Pause a moment and think: If the federal government is controlling the Google search results, and burying or removing sites from its search results altogether, the federal government has pulled off a coup that would impress the most successful totalitarian.

That might be happening. There’s evidence that it is (e.g., Google’s meteoric rise; Eric Schmidt’s “remarkably-close” relationship to the Obama administration), but nothing remotely provable. Heck, I don’t even believe it. I just think it’s possible. Such a claim would be extraordinary, and extraordinary claims, Carl Sagan liked to say, require extraordinary evidence. We have virtually none.

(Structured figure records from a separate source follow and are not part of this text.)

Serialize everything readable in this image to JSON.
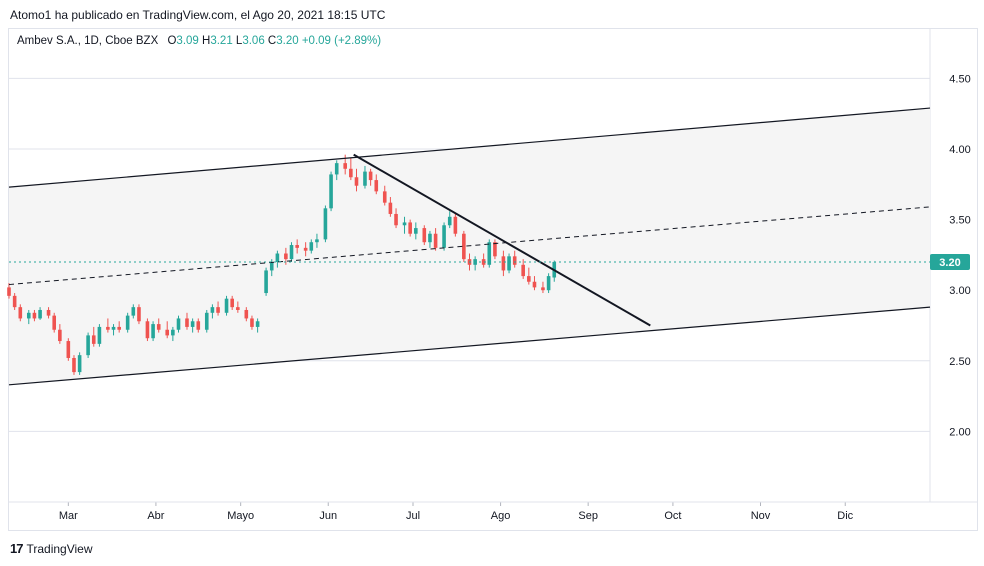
{
  "header": {
    "publish_line": "Atomo1 ha publicado en TradingView.com, el Ago 20, 2021 18:15 UTC"
  },
  "legend": {
    "symbol": "Ambev S.A., 1D, Cboe BZX",
    "o_label": "O",
    "o_value": "3.09",
    "h_label": "H",
    "h_value": "3.21",
    "l_label": "L",
    "l_value": "3.06",
    "c_label": "C",
    "c_value": "3.20",
    "change": "+0.09 (+2.89%)"
  },
  "footer": {
    "brand": "TradingView",
    "logo": "17"
  },
  "colors": {
    "up": "#26a69a",
    "down": "#ef5350",
    "price_line": "#26a69a",
    "grid": "#e0e3eb",
    "channel_fill": "#f5f5f5"
  },
  "chart_data": {
    "type": "candlestick",
    "x_tick_labels": [
      "Mar",
      "Abr",
      "Mayo",
      "Jun",
      "Jul",
      "Ago",
      "Sep",
      "Oct",
      "Nov",
      "Dic"
    ],
    "y_tick_labels": [
      "4.50",
      "4.00",
      "3.50",
      "3.00",
      "2.50",
      "2.00"
    ],
    "y_ticks": [
      4.5,
      4.0,
      3.5,
      3.0,
      2.5,
      2.0
    ],
    "ylim": [
      1.5,
      4.85
    ],
    "x_range": [
      "2021-02-08",
      "2021-12-31"
    ],
    "last_price": 3.2,
    "last_price_label": "3.20",
    "grid": true,
    "candles": [
      [
        "2021-02-08",
        3.02,
        3.05,
        2.94,
        2.96
      ],
      [
        "2021-02-10",
        2.96,
        2.98,
        2.86,
        2.88
      ],
      [
        "2021-02-12",
        2.88,
        2.9,
        2.78,
        2.8
      ],
      [
        "2021-02-15",
        2.8,
        2.86,
        2.76,
        2.84
      ],
      [
        "2021-02-17",
        2.84,
        2.86,
        2.78,
        2.8
      ],
      [
        "2021-02-19",
        2.8,
        2.88,
        2.79,
        2.86
      ],
      [
        "2021-02-22",
        2.86,
        2.88,
        2.8,
        2.82
      ],
      [
        "2021-02-24",
        2.82,
        2.84,
        2.7,
        2.72
      ],
      [
        "2021-02-26",
        2.72,
        2.76,
        2.62,
        2.64
      ],
      [
        "2021-03-01",
        2.64,
        2.66,
        2.5,
        2.52
      ],
      [
        "2021-03-03",
        2.52,
        2.54,
        2.4,
        2.42
      ],
      [
        "2021-03-05",
        2.42,
        2.56,
        2.4,
        2.54
      ],
      [
        "2021-03-08",
        2.54,
        2.7,
        2.52,
        2.68
      ],
      [
        "2021-03-10",
        2.68,
        2.74,
        2.6,
        2.62
      ],
      [
        "2021-03-12",
        2.62,
        2.76,
        2.6,
        2.74
      ],
      [
        "2021-03-15",
        2.74,
        2.8,
        2.7,
        2.72
      ],
      [
        "2021-03-17",
        2.72,
        2.76,
        2.68,
        2.74
      ],
      [
        "2021-03-19",
        2.74,
        2.78,
        2.7,
        2.72
      ],
      [
        "2021-03-22",
        2.72,
        2.84,
        2.7,
        2.82
      ],
      [
        "2021-03-24",
        2.82,
        2.9,
        2.8,
        2.88
      ],
      [
        "2021-03-26",
        2.88,
        2.9,
        2.76,
        2.78
      ],
      [
        "2021-03-29",
        2.78,
        2.8,
        2.64,
        2.66
      ],
      [
        "2021-03-31",
        2.66,
        2.78,
        2.64,
        2.76
      ],
      [
        "2021-04-02",
        2.76,
        2.8,
        2.7,
        2.72
      ],
      [
        "2021-04-05",
        2.72,
        2.78,
        2.66,
        2.68
      ],
      [
        "2021-04-07",
        2.68,
        2.74,
        2.64,
        2.72
      ],
      [
        "2021-04-09",
        2.72,
        2.82,
        2.7,
        2.8
      ],
      [
        "2021-04-12",
        2.8,
        2.84,
        2.72,
        2.74
      ],
      [
        "2021-04-14",
        2.74,
        2.8,
        2.7,
        2.78
      ],
      [
        "2021-04-16",
        2.78,
        2.8,
        2.7,
        2.72
      ],
      [
        "2021-04-19",
        2.72,
        2.86,
        2.7,
        2.84
      ],
      [
        "2021-04-21",
        2.84,
        2.9,
        2.8,
        2.88
      ],
      [
        "2021-04-23",
        2.88,
        2.92,
        2.82,
        2.84
      ],
      [
        "2021-04-26",
        2.84,
        2.96,
        2.82,
        2.94
      ],
      [
        "2021-04-28",
        2.94,
        2.96,
        2.86,
        2.88
      ],
      [
        "2021-04-30",
        2.88,
        2.92,
        2.84,
        2.86
      ],
      [
        "2021-05-03",
        2.86,
        2.88,
        2.78,
        2.8
      ],
      [
        "2021-05-05",
        2.8,
        2.82,
        2.72,
        2.74
      ],
      [
        "2021-05-07",
        2.74,
        2.8,
        2.7,
        2.78
      ],
      [
        "2021-05-10",
        2.98,
        3.16,
        2.96,
        3.14
      ],
      [
        "2021-05-12",
        3.14,
        3.22,
        3.1,
        3.2
      ],
      [
        "2021-05-14",
        3.2,
        3.28,
        3.16,
        3.26
      ],
      [
        "2021-05-17",
        3.26,
        3.3,
        3.18,
        3.22
      ],
      [
        "2021-05-19",
        3.22,
        3.34,
        3.2,
        3.32
      ],
      [
        "2021-05-21",
        3.32,
        3.36,
        3.26,
        3.3
      ],
      [
        "2021-05-24",
        3.3,
        3.34,
        3.24,
        3.28
      ],
      [
        "2021-05-26",
        3.28,
        3.36,
        3.26,
        3.34
      ],
      [
        "2021-05-28",
        3.34,
        3.4,
        3.3,
        3.36
      ],
      [
        "2021-05-31",
        3.36,
        3.6,
        3.34,
        3.58
      ],
      [
        "2021-06-02",
        3.58,
        3.84,
        3.56,
        3.82
      ],
      [
        "2021-06-04",
        3.82,
        3.92,
        3.78,
        3.9
      ],
      [
        "2021-06-07",
        3.9,
        3.96,
        3.82,
        3.86
      ],
      [
        "2021-06-09",
        3.86,
        3.94,
        3.78,
        3.8
      ],
      [
        "2021-06-11",
        3.8,
        3.86,
        3.7,
        3.74
      ],
      [
        "2021-06-14",
        3.74,
        3.88,
        3.72,
        3.84
      ],
      [
        "2021-06-16",
        3.84,
        3.86,
        3.74,
        3.78
      ],
      [
        "2021-06-18",
        3.78,
        3.82,
        3.68,
        3.7
      ],
      [
        "2021-06-21",
        3.7,
        3.74,
        3.6,
        3.62
      ],
      [
        "2021-06-23",
        3.62,
        3.66,
        3.52,
        3.54
      ],
      [
        "2021-06-25",
        3.54,
        3.58,
        3.44,
        3.46
      ],
      [
        "2021-06-28",
        3.46,
        3.52,
        3.4,
        3.48
      ],
      [
        "2021-06-30",
        3.48,
        3.5,
        3.38,
        3.4
      ],
      [
        "2021-07-02",
        3.4,
        3.48,
        3.36,
        3.44
      ],
      [
        "2021-07-05",
        3.44,
        3.46,
        3.32,
        3.34
      ],
      [
        "2021-07-07",
        3.34,
        3.42,
        3.3,
        3.4
      ],
      [
        "2021-07-09",
        3.4,
        3.44,
        3.28,
        3.3
      ],
      [
        "2021-07-12",
        3.3,
        3.48,
        3.28,
        3.46
      ],
      [
        "2021-07-14",
        3.46,
        3.56,
        3.44,
        3.52
      ],
      [
        "2021-07-16",
        3.52,
        3.54,
        3.38,
        3.4
      ],
      [
        "2021-07-19",
        3.4,
        3.42,
        3.2,
        3.22
      ],
      [
        "2021-07-21",
        3.22,
        3.26,
        3.14,
        3.18
      ],
      [
        "2021-07-23",
        3.18,
        3.24,
        3.14,
        3.22
      ],
      [
        "2021-07-26",
        3.22,
        3.26,
        3.16,
        3.18
      ],
      [
        "2021-07-28",
        3.18,
        3.36,
        3.16,
        3.34
      ],
      [
        "2021-07-30",
        3.34,
        3.36,
        3.22,
        3.24
      ],
      [
        "2021-08-02",
        3.24,
        3.28,
        3.1,
        3.14
      ],
      [
        "2021-08-04",
        3.14,
        3.26,
        3.12,
        3.24
      ],
      [
        "2021-08-06",
        3.24,
        3.28,
        3.16,
        3.18
      ],
      [
        "2021-08-09",
        3.18,
        3.22,
        3.08,
        3.1
      ],
      [
        "2021-08-11",
        3.1,
        3.16,
        3.04,
        3.06
      ],
      [
        "2021-08-13",
        3.06,
        3.1,
        3.0,
        3.02
      ],
      [
        "2021-08-16",
        3.02,
        3.06,
        2.98,
        3.0
      ],
      [
        "2021-08-18",
        3.0,
        3.12,
        2.98,
        3.1
      ],
      [
        "2021-08-20",
        3.09,
        3.21,
        3.06,
        3.2
      ]
    ],
    "drawings": {
      "channel_upper": [
        [
          "2021-02-08",
          3.73
        ],
        [
          "2021-12-31",
          4.29
        ]
      ],
      "channel_middle": [
        [
          "2021-02-08",
          3.04
        ],
        [
          "2021-12-31",
          3.59
        ]
      ],
      "channel_lower": [
        [
          "2021-02-08",
          2.33
        ],
        [
          "2021-12-31",
          2.88
        ]
      ],
      "trend_line": [
        [
          "2021-06-10",
          3.96
        ],
        [
          "2021-09-23",
          2.75
        ]
      ]
    }
  }
}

And in the most problematic paradox of all: we aren’t going to be able to get much evidence because the nature of the claim presupposes that the evidence wouldn’t be available: Google, at the government’s direction, is burying it.

Fortunately, the claim doesn’t have to be extraordinary. It’s not necessary to show that Google is effectively a wholly-owned subsidiary of the federal government. There are all sorts of looser forms of control or relationship that can accomplish similar things, many of which aren’t extraordinary and, indeed, are natural.

Maybe Google execs just hang out with politicians, along with folks from Wall Street, Amazon, and the media conglomerates. They walk in the same social circles; they belong to the same clubs; they text each other funny memes. . . .

And like any group of friends, when one talks, the others listen. When one needs help, the others pitch in.

They're cronies, in other words.

Then combine that natural scenario with the cozy relationship between the federal government and American businesses in Central America in the first half of the 1900s. Combine that with the government's history of cronyism.

Surely, you find that unsettling.


Just Keep All This in Mind. That’s All I’m Saying

Maybe you don’t find it unsettling.

Maybe the logical response is, “By your own admission, this has been going on for over 300 years and everything is doing fine.”

Maybe.

But for 300 years we’ve been aware of it, at least at some level.

Increasingly, we’re not aware of it. Increasingly, there’s not a column in society to make us aware of it. And when a column starts to get erected, it gets torn down by an effort that certainly appears coordinated.

Yet many of us don’t notice or don’t care, just as long as our own narrative is the one being preserved.

I’m not claiming Google is the Federal government. I’m not saying Joe Rogan is being persecuted by government action behind the scenes.

But we know such things have happened in the past. In fact, such things have often been the norm.

We need to be aware of it. That’s all I’m saying.